Five months after The Punisher's debut, in July 1974, the premiere of the controversial Death Wish, starring Charles Bronson as a New York architect turned vigilante, took place.

Comments Arad, who is also CEO of Marvel Studios: "Like movies, comics are reflective of the time in which they are being published. The Punisher is a by-product of 70's anxieties about crime and social breakdown."
From the beginning, The Punisher stood out in the Marvel universe as a different kind of super-hero. He had no supernatural gifts, and his skills - whether hand-to-hand combat, weapons mastery, or battlefield strategizing - were strictly organic.

The Punisher was flesh and blood, like his readers, and he proved so popular that he was given his own series. Hence, by 1990, he was starring in as many as three titles a month.

In recent years, the franchise has reinvented itself with a series of sharply written, evocatively illustrated books by writer, Garth Ennis, and illustrator, Steve Dillon, whose titles include the Welcome Back Frank series.

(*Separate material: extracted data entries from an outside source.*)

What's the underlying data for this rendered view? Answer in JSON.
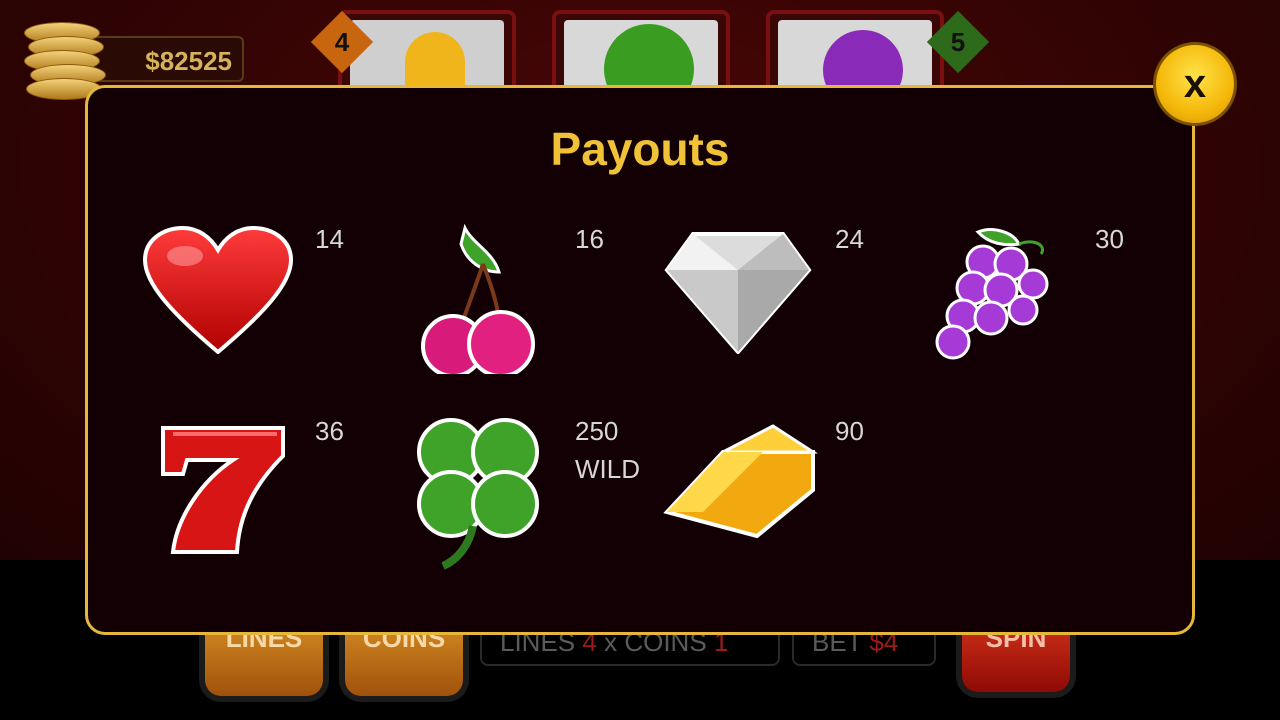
{
  "hud": {
    "balance": "$82525",
    "line_badges": [
      "4",
      "5"
    ]
  },
  "bottom": {
    "lines_button": "LINES",
    "coins_button": "COINS",
    "lines_label": "LINES",
    "lines_value": "4",
    "times": "x",
    "coins_label": "COINS",
    "coins_value": "1",
    "bet_label": "BET",
    "bet_value": "$4",
    "spin_button": "SPIN"
  },
  "modal": {
    "title": "Payouts",
    "close_label": "x",
    "items": [
      {
        "symbol": "heart",
        "value": "14",
        "label": ""
      },
      {
        "symbol": "cherry",
        "value": "16",
        "label": ""
      },
      {
        "symbol": "diamond",
        "value": "24",
        "label": ""
      },
      {
        "symbol": "grapes",
        "value": "30",
        "label": ""
      },
      {
        "symbol": "seven",
        "value": "36",
        "label": ""
      },
      {
        "symbol": "clover",
        "value": "250",
        "label": "WILD"
      },
      {
        "symbol": "gold-bar",
        "value": "90",
        "label": ""
      }
    ]
  },
  "colors": {
    "accent_gold": "#f0c238",
    "modal_border": "#e5b83a",
    "modal_bg": "#120004"
  }
}
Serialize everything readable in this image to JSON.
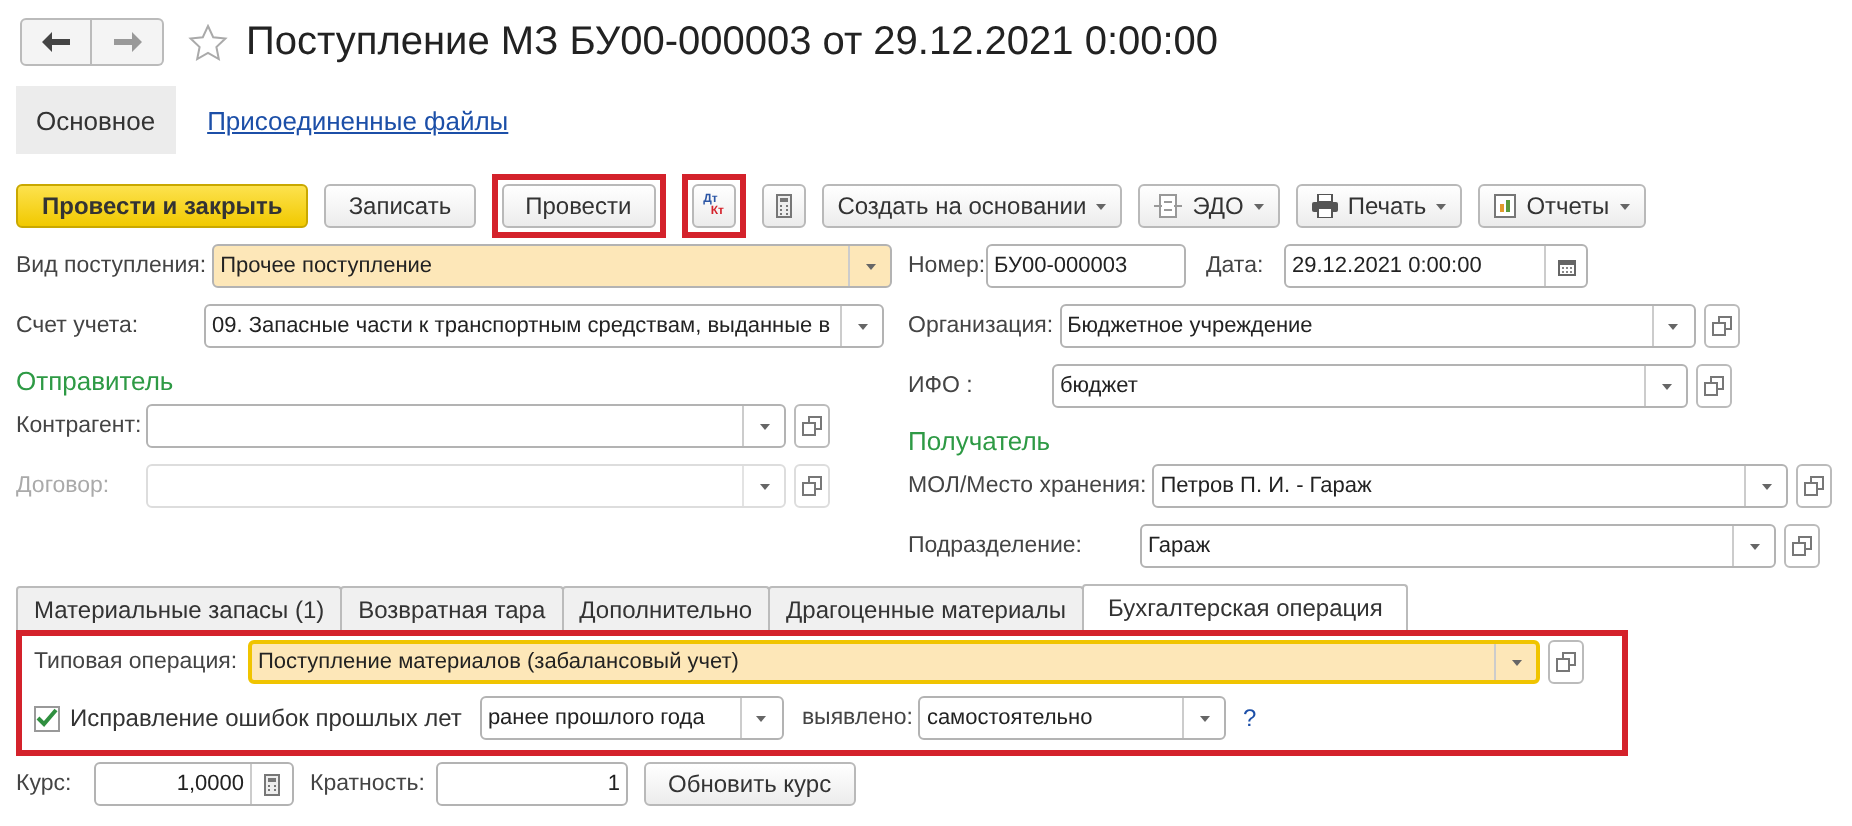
{
  "window": {
    "title": "Поступление МЗ БУ00-000003 от 29.12.2021 0:00:00",
    "favorite": false
  },
  "form_tabs": [
    {
      "label": "Основное",
      "selected": true
    },
    {
      "label": "Присоединенные файлы",
      "selected": false
    }
  ],
  "toolbar": [
    {
      "kind": "primary",
      "label": "Провести и закрыть",
      "marked": false
    },
    {
      "kind": "button",
      "label": "Записать",
      "marked": false
    },
    {
      "kind": "button",
      "label": "Провести",
      "marked": true
    },
    {
      "kind": "dtkt",
      "label_top": "Дт",
      "label_bottom": "Кт",
      "marked": true
    },
    {
      "kind": "calculator",
      "marked": false
    },
    {
      "kind": "menu",
      "label": "Создать на основании",
      "marked": false
    },
    {
      "kind": "exchange",
      "label": "ЭДО",
      "marked": false
    },
    {
      "kind": "print",
      "label": "Печать",
      "marked": false
    },
    {
      "kind": "reports",
      "label": "Отчеты",
      "marked": false
    }
  ],
  "left_sections": [
    {
      "rows": [
        [
          {
            "label": "Вид поступления:",
            "value": "Прочее поступление",
            "kind": "select",
            "highlighted": true,
            "disabled": false
          }
        ],
        [
          {
            "label": "Счет учета:",
            "value": "09. Запасные части к транспортным средствам, выданные в",
            "kind": "select",
            "highlighted": false,
            "disabled": false
          }
        ]
      ]
    },
    {
      "heading": "Отправитель",
      "rows": [
        [
          {
            "label": "Контрагент:",
            "kind": "select_open",
            "highlighted": false,
            "disabled": false
          }
        ],
        [
          {
            "label": "Договор:",
            "kind": "select_open",
            "highlighted": false,
            "disabled": true
          }
        ]
      ]
    }
  ],
  "right_sections": [
    {
      "rows": [
        [
          {
            "label": "Номер:",
            "value": "БУ00-000003",
            "kind": "text",
            "highlighted": false,
            "disabled": false
          },
          {
            "label": "Дата:",
            "value": "29.12.2021  0:00:00",
            "kind": "date",
            "highlighted": false,
            "disabled": false
          }
        ],
        [
          {
            "label": "Организация:",
            "value": "Бюджетное учреждение",
            "kind": "select_open",
            "highlighted": false,
            "disabled": false
          }
        ],
        [
          {
            "label": "ИФО :",
            "value": "бюджет",
            "kind": "select_open",
            "highlighted": false,
            "disabled": false
          }
        ]
      ]
    },
    {
      "heading": "Получатель",
      "rows": [
        [
          {
            "label": "МОЛ/Место хранения:",
            "value": "Петров П. И. - Гараж",
            "kind": "select_open",
            "highlighted": false,
            "disabled": false
          }
        ],
        [
          {
            "label": "Подразделение:",
            "value": "Гараж",
            "kind": "select_open",
            "highlighted": false,
            "disabled": false
          }
        ]
      ]
    }
  ],
  "tabs": [
    {
      "label": "Материальные запасы (1)",
      "selected": false
    },
    {
      "label": "Возвратная тара",
      "selected": false
    },
    {
      "label": "Дополнительно",
      "selected": false
    },
    {
      "label": "Драгоценные материалы",
      "selected": false
    },
    {
      "label": "Бухгалтерская операция",
      "selected": true
    }
  ],
  "operation_panel": {
    "marked": true,
    "operation": {
      "label": "Типовая операция:",
      "value": "Поступление материалов (забалансовый учет)",
      "highlighted": true,
      "focused": true
    },
    "correction": {
      "checked": true,
      "label": "Исправление ошибок прошлых лет",
      "period": "ранее прошлого года",
      "found_label": "выявлено:",
      "found": "самостоятельно",
      "help": "?"
    }
  },
  "rate": {
    "label": "Курс:",
    "value": "1,0000",
    "multiplicity_label": "Кратность:",
    "multiplicity": "1",
    "button": "Обновить курс"
  }
}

In 2000, The Punisher re-emerged as one Marvel's top-selling solo books and remains a top seller for the company.

Despite the failure of Lundgren’s portrayal to ignite with cinema-goers, writer-director Jonathan Hensleigh believes the latest version is indicative of the type of film modern audiences want to see.

"The problem with revenge stories is that they're a staple of American cinema and because of that, the genre is a little shopworn.

"But this particular revenge story held my interest - it brought a fresh coat of paint to the genre. It had a starkness to it, and also a sweetness with the ancillary characters. The tenement apartment dwellers were very prominent in the Welcome Back Frank series. I think that they had a great deal to do with my attraction to the story. It wasn't just nihilistic."

In the original comic, Frank Castle becomes a vigilante after his family is killed in a random act of violence in Central Park.

But Hensleigh adapted the original story, crafting a darker scenario in which Castle's entire family is the target of a criminal's merciless vendetta - a vendetta that has its roots in Castle's work for the FBI.

Castle's rage is thus compounded with a sense of guilt, and the wrenching knowledge that the governmental structures he trusted to protect him and his family failed.

The resulting picture has left American critics divided.

Rolling Stone, for instance, felt that the film ‘laudably exposes the dark core of the human heart’.

While Film Blather wrote that it ‘constantly prods and provokes, hitting certain emotional notes and asking why we reacted the way we did... One of the most thoughtful comic book adaptations I have ever seen’.

But Splicedwire lamented that it ‘can't begin to measure up to the popcorn vengeance of Mel Gibson's Payback or the moody, provocative, primal reprisal of Steven Soderbergh's The Limey’.

While Montreal Film Journal’s film critic scathingly insisted that ‘I miss Dolph Lundgren’.

The New York Times was quite scathing, too, noting that 'its lack of subtlety is clearly a point of pride, and Mr. Hensleigh's flat-footed, hard-punching style has a blunt ferocity that makes Kill Bill look like In the Bedroom'.

And Entertainment Weekly referred to it as 'a moronically inept and tedious piece of death-wish trash'.

But on a more positive note, to wrap up this overview, was the Los Angeles Times, which concluded that 'Hensleigh has made a film that is less self-consciously operatic, something that has both the visual flairand the lean, determined drive of Old School comics'.